BHP, Rio's London stock cheap Mining Australian shares trade at a premium in wake of Brexit Peter Ker The Australian shares of BHP and Rio Tinto have appreciated rapidly compared to the miners' London shares. 
It was one of the biggest trades in the market during the mining boom and now the share price "spreads" for BHP Billiton and Rio Tinto are in rare territory once more.
The dual-listed structure that both miners operate under gives investors a choice between buying shares in the companies' Australian stock or their UK stock.
The London and Australian stock have exposure to exactly the same assets, but that doesn't mean they are priced the same.
Take BHP for instance; the miner's Australian shares were about 16.8 per cent more expensive than its London shares on Tuesday when both are converted into a common currency like US dollars.
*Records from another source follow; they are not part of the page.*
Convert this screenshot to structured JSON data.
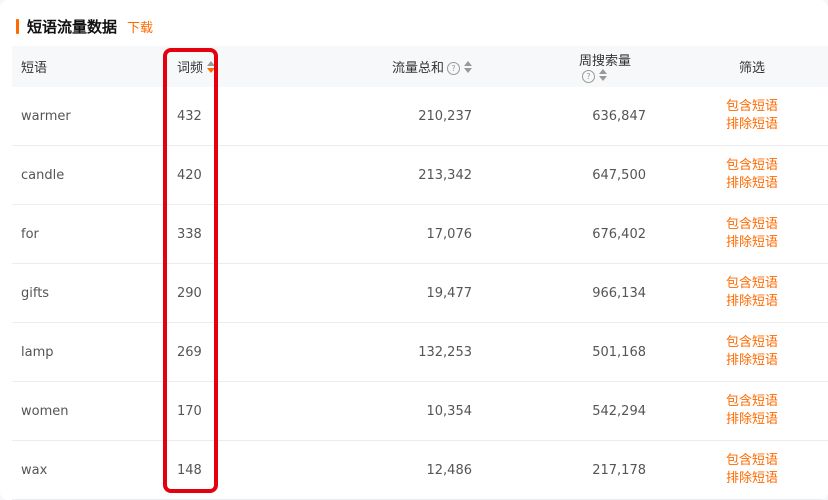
{
  "header": {
    "title": "短语流量数据",
    "download_label": "下载"
  },
  "table": {
    "columns": {
      "phrase": "短语",
      "frequency": "词频",
      "traffic": "流量总和",
      "weekly_search": "周搜索量",
      "filter": "筛选"
    },
    "include_label": "包含短语",
    "exclude_label": "排除短语",
    "rows": [
      {
        "phrase": "warmer",
        "frequency": "432",
        "traffic": "210,237",
        "weekly_search": "636,847"
      },
      {
        "phrase": "candle",
        "frequency": "420",
        "traffic": "213,342",
        "weekly_search": "647,500"
      },
      {
        "phrase": "for",
        "frequency": "338",
        "traffic": "17,076",
        "weekly_search": "676,402"
      },
      {
        "phrase": "gifts",
        "frequency": "290",
        "traffic": "19,477",
        "weekly_search": "966,134"
      },
      {
        "phrase": "lamp",
        "frequency": "269",
        "traffic": "132,253",
        "weekly_search": "501,168"
      },
      {
        "phrase": "women",
        "frequency": "170",
        "traffic": "10,354",
        "weekly_search": "542,294"
      },
      {
        "phrase": "wax",
        "frequency": "148",
        "traffic": "12,486",
        "weekly_search": "217,178"
      }
    ]
  },
  "colors": {
    "accent": "#ff6a00",
    "highlight": "#e4000f"
  },
  "icons": {
    "help": "question-circle-icon",
    "sort": "sort-caret-icon"
  }
}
That "spread" has emerged rapidly, with BHP's London stock trading at a small premium as recently as   October 2015. The past three weeks have seen the "spread" blow out, with Britain's decision to exit the European Union (and the subsequent fall in the UK currency) clearly being a catalyst.
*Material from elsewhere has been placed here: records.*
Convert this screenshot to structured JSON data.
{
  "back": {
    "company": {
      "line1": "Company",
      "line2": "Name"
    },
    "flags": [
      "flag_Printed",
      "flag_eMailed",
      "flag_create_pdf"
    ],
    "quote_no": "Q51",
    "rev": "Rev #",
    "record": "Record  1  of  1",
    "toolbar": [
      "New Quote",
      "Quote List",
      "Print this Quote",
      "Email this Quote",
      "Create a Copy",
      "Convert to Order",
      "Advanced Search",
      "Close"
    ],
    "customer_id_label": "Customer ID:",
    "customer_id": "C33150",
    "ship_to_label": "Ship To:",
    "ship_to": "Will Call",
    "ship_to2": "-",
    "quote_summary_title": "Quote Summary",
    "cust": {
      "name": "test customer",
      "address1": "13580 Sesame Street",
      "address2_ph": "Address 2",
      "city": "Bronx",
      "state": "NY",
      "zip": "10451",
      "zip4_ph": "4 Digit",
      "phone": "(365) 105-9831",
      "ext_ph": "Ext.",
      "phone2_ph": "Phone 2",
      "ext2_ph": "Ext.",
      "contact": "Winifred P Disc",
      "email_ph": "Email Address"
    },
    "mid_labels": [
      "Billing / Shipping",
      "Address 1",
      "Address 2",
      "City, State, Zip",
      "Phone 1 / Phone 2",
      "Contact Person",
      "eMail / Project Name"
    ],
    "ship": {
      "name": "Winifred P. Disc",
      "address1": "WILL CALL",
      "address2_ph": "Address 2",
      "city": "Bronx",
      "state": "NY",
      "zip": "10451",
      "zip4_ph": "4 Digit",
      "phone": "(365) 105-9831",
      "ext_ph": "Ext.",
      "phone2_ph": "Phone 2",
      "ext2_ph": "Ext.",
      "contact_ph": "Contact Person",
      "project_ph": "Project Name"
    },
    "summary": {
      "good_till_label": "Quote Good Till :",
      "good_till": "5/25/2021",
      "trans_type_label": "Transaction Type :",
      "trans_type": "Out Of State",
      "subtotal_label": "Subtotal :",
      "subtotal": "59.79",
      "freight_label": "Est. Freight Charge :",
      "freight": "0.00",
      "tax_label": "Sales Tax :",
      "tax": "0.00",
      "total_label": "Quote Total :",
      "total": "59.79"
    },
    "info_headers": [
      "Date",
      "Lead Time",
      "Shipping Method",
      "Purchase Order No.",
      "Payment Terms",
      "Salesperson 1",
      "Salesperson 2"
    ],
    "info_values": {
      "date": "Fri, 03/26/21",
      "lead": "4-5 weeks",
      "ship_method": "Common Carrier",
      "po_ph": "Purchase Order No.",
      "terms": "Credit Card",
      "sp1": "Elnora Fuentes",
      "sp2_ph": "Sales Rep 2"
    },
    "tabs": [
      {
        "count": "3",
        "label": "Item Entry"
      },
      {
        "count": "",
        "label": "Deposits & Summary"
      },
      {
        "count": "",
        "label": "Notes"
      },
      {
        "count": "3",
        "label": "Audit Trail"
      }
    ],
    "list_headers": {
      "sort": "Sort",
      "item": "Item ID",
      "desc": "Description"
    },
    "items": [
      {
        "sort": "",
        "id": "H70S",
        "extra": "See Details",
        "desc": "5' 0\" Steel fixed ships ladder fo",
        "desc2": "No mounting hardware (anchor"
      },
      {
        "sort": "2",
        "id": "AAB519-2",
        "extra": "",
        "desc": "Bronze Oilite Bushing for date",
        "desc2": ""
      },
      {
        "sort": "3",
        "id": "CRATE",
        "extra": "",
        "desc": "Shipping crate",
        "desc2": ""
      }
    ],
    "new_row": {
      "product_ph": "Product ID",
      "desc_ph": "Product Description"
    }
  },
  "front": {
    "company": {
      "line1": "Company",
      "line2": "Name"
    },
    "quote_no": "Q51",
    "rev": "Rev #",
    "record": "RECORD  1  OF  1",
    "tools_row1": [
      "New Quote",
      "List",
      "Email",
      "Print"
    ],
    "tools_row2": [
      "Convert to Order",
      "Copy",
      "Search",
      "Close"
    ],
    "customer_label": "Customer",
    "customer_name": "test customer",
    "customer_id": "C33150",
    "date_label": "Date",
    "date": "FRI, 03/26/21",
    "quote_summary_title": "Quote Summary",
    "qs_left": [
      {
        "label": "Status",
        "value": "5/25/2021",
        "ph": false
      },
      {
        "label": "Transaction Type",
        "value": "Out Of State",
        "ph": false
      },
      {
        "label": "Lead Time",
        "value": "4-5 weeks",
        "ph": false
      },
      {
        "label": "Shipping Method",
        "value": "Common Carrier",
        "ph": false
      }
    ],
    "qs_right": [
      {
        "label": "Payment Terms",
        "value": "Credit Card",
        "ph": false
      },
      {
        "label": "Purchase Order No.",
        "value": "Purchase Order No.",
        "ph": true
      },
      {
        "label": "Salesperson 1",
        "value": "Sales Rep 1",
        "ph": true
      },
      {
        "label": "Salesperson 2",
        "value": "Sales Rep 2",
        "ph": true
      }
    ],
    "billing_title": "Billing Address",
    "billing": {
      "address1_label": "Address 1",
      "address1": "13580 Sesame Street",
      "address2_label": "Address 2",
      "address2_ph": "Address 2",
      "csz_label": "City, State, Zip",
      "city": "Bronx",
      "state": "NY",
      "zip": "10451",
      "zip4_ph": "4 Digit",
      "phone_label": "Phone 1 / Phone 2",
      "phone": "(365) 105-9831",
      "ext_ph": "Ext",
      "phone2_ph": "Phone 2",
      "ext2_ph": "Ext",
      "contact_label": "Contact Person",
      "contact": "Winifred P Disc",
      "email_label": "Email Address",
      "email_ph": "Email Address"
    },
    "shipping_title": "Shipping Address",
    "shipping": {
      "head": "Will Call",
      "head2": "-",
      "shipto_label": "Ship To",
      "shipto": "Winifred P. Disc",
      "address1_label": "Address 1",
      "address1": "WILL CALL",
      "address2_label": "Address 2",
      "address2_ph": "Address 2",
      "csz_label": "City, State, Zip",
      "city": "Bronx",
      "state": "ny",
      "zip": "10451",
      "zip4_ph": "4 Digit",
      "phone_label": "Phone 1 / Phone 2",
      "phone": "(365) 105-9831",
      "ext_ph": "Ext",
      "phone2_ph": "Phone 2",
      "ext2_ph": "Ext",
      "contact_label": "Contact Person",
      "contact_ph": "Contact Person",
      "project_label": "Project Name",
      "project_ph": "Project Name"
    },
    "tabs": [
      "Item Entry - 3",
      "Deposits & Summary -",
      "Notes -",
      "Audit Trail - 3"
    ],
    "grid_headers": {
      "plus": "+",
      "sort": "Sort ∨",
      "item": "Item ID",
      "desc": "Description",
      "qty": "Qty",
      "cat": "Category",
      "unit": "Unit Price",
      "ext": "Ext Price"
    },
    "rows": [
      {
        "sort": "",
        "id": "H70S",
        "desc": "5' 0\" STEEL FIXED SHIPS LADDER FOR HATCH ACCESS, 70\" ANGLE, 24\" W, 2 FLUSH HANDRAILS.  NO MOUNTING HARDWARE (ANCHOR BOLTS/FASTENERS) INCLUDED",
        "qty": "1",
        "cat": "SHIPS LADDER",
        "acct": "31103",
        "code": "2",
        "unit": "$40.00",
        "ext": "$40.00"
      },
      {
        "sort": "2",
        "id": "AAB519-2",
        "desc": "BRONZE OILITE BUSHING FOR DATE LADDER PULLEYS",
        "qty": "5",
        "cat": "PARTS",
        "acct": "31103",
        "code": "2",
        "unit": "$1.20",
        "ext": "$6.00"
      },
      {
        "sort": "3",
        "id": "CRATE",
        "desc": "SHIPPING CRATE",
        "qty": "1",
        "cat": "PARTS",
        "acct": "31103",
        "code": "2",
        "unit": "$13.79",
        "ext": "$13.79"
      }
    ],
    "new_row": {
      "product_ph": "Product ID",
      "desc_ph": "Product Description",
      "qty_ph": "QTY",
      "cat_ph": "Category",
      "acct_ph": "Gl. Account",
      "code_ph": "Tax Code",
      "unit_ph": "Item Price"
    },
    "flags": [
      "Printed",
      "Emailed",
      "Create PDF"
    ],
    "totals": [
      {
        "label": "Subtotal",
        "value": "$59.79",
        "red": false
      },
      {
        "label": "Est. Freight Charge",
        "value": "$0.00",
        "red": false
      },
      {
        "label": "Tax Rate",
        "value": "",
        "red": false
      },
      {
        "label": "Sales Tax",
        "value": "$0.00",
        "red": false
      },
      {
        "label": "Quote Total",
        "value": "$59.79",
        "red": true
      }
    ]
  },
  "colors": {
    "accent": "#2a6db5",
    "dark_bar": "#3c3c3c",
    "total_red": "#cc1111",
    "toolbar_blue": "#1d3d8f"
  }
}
On   June 24, the day Brexit became a reality, BHP's Australian shares were trading at a premium of just 11 per cent.
Rio's shares have behaved in a similar manner; the company's London shares were trading a small premium during the Australian winter of 2015, but by   February 2016 the Australian stock was enjoying a premium of almost 8 per cent. That premium was beyond 17per cent on Tuesday, and was about 16.4 per cent on Wednesday.
The spreads haven't been beyond 20 per cent since the peaks of the mining boom in 2011 and 2012, when the two companies' Australian shares traded at close to a 25 per cent premium. Not surprisingly, many investors sought to take advantage of that arbitrage opportunity in 2011.
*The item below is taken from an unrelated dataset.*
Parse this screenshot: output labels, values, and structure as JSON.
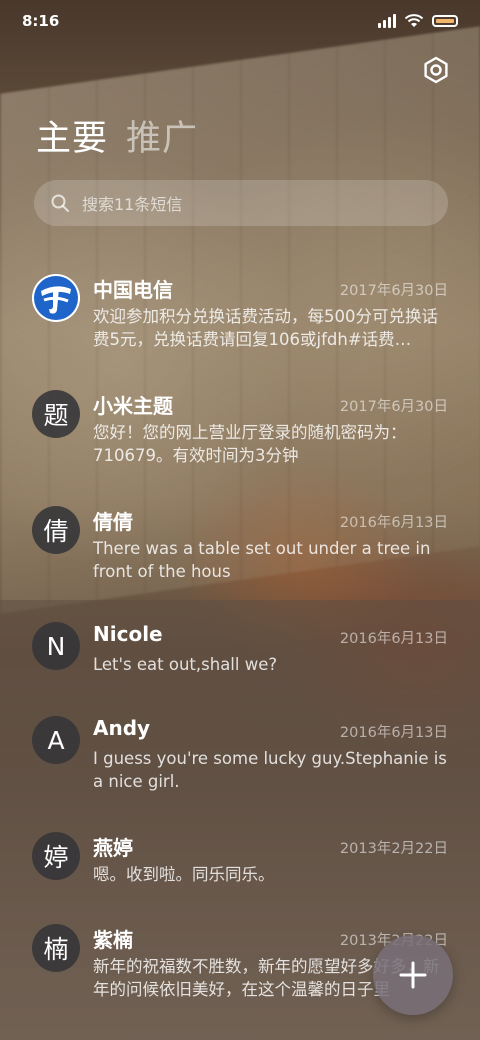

Shaw and Partners analyst Peter O'Connor said the spread remained highly traded and closely watched. "To a large extent the spread goes where the currencies go," he said.
Citi analyst Clarke Wilkins said the existence of franking credits in Australia had traditionally been viewed as a reason for the Australian stock to trade at a premium. But he said there were other factors at play. "There's a lot of factors that drive it, some of it is quantifiable, some of it is not," he said.
"BHP and Rio are big parts of the index in Australia and there are factors like the big retail following here which probably make it a stickier shareholder base in Australia."